Is cuda::SURF_cuda faster than cv::xfeatures2d::SURF?

I'm trying to build opencv with CUDA support to compare cuda::SURF_CUDA with cv::xfeatures2d::SURF, but it's challenging.

However, suppose that I want to get SURF descriptors for an high performance, real time application. Yeah yeah, I know that FAST, or ORB are more suitable descriptors, but they're binaries and I need euclidean descriptors.

Anyway, the point is that I want to know which of these two implementations is faster given only one (query) image. I think it's important because someone told me that CUDA is reasonable to use only when a lot of images has to be processed, since the time to load them in the GPU memory becomes small compared to the time for computing descriptors, but I don't know if this is true.

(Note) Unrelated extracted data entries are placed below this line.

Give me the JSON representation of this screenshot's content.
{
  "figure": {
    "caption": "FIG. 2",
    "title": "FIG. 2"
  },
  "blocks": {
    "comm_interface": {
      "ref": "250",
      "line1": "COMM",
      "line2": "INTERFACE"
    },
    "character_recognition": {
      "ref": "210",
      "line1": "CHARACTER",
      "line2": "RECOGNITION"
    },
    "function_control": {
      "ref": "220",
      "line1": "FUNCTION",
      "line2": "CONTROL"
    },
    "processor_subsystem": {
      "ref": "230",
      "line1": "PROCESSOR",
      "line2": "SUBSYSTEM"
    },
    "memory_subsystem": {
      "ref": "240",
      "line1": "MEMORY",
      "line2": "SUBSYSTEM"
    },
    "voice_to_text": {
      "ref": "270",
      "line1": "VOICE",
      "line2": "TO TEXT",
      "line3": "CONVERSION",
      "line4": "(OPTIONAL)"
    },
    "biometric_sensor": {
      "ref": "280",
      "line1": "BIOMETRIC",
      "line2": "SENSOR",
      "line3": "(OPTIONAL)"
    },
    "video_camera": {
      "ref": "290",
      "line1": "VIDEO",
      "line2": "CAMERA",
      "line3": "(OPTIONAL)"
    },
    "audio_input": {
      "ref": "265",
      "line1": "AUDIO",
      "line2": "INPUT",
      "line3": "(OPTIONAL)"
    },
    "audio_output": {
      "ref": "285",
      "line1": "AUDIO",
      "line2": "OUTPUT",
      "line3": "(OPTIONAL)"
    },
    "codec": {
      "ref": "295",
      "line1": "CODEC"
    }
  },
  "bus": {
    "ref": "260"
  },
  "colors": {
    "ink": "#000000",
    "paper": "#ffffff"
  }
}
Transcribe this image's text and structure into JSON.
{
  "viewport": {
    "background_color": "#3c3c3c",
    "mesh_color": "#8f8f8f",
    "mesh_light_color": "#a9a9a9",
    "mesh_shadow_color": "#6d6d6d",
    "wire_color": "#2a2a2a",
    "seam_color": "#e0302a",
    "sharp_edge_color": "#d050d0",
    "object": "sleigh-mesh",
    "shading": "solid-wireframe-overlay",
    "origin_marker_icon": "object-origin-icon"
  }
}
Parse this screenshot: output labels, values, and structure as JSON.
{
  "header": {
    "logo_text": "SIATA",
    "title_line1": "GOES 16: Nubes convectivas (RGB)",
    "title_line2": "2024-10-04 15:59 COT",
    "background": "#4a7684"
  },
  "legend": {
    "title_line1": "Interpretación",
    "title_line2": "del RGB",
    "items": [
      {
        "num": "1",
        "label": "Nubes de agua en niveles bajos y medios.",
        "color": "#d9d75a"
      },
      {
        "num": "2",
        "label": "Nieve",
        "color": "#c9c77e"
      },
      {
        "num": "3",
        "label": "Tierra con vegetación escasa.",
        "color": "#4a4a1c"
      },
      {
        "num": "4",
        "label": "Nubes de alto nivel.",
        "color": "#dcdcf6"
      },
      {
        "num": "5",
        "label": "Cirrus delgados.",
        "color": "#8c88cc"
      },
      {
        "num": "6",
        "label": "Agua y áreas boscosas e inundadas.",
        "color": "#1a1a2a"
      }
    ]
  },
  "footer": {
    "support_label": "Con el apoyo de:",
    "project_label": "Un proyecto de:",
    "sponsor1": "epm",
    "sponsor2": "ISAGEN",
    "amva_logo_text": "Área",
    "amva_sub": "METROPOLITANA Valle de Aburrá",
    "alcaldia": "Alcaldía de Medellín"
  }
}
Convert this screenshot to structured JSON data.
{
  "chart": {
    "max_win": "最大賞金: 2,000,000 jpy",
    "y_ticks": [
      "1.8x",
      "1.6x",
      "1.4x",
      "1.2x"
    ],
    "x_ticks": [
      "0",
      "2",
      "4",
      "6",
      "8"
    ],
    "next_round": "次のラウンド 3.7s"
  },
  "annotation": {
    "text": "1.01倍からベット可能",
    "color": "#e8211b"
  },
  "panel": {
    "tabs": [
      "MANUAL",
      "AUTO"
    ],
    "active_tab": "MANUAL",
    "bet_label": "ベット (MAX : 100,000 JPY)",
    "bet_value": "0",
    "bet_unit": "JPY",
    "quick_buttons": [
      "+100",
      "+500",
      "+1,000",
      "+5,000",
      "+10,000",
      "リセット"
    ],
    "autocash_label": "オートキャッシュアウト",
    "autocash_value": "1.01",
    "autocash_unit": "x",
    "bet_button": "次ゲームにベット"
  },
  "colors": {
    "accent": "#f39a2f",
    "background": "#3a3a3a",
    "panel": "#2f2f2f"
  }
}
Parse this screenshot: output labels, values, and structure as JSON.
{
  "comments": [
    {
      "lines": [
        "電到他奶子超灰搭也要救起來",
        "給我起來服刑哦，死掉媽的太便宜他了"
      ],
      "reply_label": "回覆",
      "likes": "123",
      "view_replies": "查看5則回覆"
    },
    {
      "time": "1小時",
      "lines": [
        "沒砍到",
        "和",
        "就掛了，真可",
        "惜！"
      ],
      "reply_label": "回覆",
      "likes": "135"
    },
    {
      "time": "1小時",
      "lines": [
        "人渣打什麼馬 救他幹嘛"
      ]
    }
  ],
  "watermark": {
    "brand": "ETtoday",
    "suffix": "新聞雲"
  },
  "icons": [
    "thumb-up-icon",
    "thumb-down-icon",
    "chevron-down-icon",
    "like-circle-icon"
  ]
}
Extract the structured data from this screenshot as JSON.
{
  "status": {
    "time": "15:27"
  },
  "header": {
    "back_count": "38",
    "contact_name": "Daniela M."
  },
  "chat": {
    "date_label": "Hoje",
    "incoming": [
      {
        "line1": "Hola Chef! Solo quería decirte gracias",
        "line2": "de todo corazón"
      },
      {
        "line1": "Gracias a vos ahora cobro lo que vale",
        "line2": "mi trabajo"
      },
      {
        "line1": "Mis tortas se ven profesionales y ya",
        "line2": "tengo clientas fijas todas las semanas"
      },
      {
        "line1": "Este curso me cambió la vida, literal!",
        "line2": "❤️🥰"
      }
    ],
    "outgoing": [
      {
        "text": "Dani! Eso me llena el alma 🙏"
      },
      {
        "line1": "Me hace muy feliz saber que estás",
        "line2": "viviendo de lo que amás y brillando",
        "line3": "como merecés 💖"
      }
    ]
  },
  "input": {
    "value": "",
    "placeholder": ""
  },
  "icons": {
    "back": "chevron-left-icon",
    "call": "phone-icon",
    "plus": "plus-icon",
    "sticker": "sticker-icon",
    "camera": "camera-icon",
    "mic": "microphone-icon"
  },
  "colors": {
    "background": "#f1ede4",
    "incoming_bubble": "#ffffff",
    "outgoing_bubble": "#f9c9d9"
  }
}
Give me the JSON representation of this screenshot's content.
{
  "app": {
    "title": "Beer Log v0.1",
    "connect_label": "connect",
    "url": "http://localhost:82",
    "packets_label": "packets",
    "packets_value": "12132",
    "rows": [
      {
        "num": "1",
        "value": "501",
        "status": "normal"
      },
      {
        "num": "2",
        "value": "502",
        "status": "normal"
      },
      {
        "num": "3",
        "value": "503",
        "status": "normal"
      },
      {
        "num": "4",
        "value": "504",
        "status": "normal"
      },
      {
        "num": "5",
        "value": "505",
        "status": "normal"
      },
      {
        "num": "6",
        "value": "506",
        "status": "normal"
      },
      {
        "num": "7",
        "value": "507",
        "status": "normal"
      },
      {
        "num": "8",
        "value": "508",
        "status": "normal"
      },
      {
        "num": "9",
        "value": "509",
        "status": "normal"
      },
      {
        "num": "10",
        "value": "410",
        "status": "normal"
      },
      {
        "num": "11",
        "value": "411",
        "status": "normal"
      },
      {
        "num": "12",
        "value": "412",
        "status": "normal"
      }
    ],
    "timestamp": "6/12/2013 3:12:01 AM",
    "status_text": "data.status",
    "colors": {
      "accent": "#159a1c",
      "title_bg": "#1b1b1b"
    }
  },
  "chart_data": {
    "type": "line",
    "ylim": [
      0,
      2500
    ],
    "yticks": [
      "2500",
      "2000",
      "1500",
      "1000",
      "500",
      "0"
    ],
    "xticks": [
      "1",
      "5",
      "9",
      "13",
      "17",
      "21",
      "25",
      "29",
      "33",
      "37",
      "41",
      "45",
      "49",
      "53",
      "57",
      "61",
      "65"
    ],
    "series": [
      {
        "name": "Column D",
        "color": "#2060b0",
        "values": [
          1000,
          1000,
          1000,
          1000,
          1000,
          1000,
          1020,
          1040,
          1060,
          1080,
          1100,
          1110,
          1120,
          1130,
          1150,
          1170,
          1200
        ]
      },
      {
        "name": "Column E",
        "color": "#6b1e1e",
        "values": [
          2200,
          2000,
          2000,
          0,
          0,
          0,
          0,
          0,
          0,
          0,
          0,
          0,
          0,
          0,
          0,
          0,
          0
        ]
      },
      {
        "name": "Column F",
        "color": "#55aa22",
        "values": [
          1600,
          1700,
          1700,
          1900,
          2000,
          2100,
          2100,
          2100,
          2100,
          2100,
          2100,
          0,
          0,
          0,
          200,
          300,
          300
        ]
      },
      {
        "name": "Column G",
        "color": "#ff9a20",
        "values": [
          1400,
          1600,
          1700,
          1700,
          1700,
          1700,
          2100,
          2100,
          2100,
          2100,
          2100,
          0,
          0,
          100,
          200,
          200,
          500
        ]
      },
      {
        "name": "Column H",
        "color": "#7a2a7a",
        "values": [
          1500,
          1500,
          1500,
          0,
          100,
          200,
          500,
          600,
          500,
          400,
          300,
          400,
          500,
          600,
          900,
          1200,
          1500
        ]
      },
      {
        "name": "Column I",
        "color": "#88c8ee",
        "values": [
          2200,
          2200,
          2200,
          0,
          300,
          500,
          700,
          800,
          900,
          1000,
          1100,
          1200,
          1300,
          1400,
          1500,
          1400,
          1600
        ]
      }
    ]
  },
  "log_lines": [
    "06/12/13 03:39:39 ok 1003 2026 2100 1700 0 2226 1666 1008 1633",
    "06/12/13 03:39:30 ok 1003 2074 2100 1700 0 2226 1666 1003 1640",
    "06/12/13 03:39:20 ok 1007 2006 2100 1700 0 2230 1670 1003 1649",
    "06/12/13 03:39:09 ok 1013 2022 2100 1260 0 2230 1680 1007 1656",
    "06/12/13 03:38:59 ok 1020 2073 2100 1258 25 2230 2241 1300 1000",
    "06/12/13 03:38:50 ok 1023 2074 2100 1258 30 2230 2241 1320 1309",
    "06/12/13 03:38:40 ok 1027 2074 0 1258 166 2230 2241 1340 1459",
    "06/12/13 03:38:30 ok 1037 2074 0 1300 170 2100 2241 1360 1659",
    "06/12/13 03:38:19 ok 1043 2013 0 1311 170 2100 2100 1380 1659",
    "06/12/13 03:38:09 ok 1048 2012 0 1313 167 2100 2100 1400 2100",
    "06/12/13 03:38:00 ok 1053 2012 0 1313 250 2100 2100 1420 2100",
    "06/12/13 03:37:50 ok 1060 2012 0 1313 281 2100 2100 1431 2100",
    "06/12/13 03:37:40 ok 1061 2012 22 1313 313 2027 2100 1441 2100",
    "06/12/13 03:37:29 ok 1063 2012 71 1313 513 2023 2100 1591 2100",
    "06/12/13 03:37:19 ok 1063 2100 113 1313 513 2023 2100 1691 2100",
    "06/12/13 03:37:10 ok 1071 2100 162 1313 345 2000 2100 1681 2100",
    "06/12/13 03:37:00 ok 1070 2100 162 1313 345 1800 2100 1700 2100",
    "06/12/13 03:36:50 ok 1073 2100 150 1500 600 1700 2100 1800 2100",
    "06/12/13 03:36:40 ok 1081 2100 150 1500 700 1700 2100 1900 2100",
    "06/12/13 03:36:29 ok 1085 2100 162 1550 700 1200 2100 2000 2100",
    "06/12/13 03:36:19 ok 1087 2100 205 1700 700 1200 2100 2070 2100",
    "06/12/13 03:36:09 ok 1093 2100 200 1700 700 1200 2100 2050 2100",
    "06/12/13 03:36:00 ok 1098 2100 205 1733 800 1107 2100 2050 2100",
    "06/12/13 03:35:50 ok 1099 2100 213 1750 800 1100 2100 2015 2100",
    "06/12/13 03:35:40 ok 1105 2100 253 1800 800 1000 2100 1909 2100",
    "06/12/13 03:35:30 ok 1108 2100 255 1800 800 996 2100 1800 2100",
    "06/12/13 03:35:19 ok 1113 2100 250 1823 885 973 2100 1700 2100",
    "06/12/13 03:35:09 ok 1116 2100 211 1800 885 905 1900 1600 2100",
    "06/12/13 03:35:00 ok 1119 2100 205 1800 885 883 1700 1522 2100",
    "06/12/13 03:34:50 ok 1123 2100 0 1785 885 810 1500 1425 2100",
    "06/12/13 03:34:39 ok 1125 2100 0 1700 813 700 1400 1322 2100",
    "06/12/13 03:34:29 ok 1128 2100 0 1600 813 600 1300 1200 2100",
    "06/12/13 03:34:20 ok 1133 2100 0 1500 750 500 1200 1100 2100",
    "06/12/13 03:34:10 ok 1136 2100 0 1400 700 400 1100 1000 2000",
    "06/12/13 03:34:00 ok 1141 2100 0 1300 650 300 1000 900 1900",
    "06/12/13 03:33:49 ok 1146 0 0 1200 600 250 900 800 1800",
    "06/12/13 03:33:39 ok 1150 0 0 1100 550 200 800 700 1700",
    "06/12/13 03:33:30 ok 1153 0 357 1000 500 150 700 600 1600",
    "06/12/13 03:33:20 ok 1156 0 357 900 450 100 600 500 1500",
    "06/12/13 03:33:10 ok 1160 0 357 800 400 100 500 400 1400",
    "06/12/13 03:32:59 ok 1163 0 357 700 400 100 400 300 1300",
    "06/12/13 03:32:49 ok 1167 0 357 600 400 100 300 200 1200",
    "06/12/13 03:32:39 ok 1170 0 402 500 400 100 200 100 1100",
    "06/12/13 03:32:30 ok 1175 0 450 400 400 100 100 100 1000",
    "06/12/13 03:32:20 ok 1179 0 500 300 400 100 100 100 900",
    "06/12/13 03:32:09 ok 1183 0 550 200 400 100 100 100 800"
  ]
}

Another reason because I post this is that I have only one NVIDIA GT755m, which is not an high-level GPU, and so my results could be not so good for this reason. On the other hand, I'm trying to improve the parallel section of cv::xfeatures2d::SURF (and test it on a Xeon Phi with 64 cores).

Solution

"the time to load them in the GPU memory becomes small compared to the time for computing descriptors" - OP

Yes you are correct. See here and here for explanations on why CUDA kernels seem to be slow on their 1st runs.

For your application, it will depend entirely on the CPU and GPU you're running the code on and how well the CPU and GPU code is written. Like @NAmorim said, it will be dependent on how much overhead your code creates and how much parallelism it is able to utilize.

Note that it could also depend on how many features you are processing as this factors into both CPU/GPU computation time along with a large portion of GPU overhead (think uploading/downloading the descriptors to the GPU).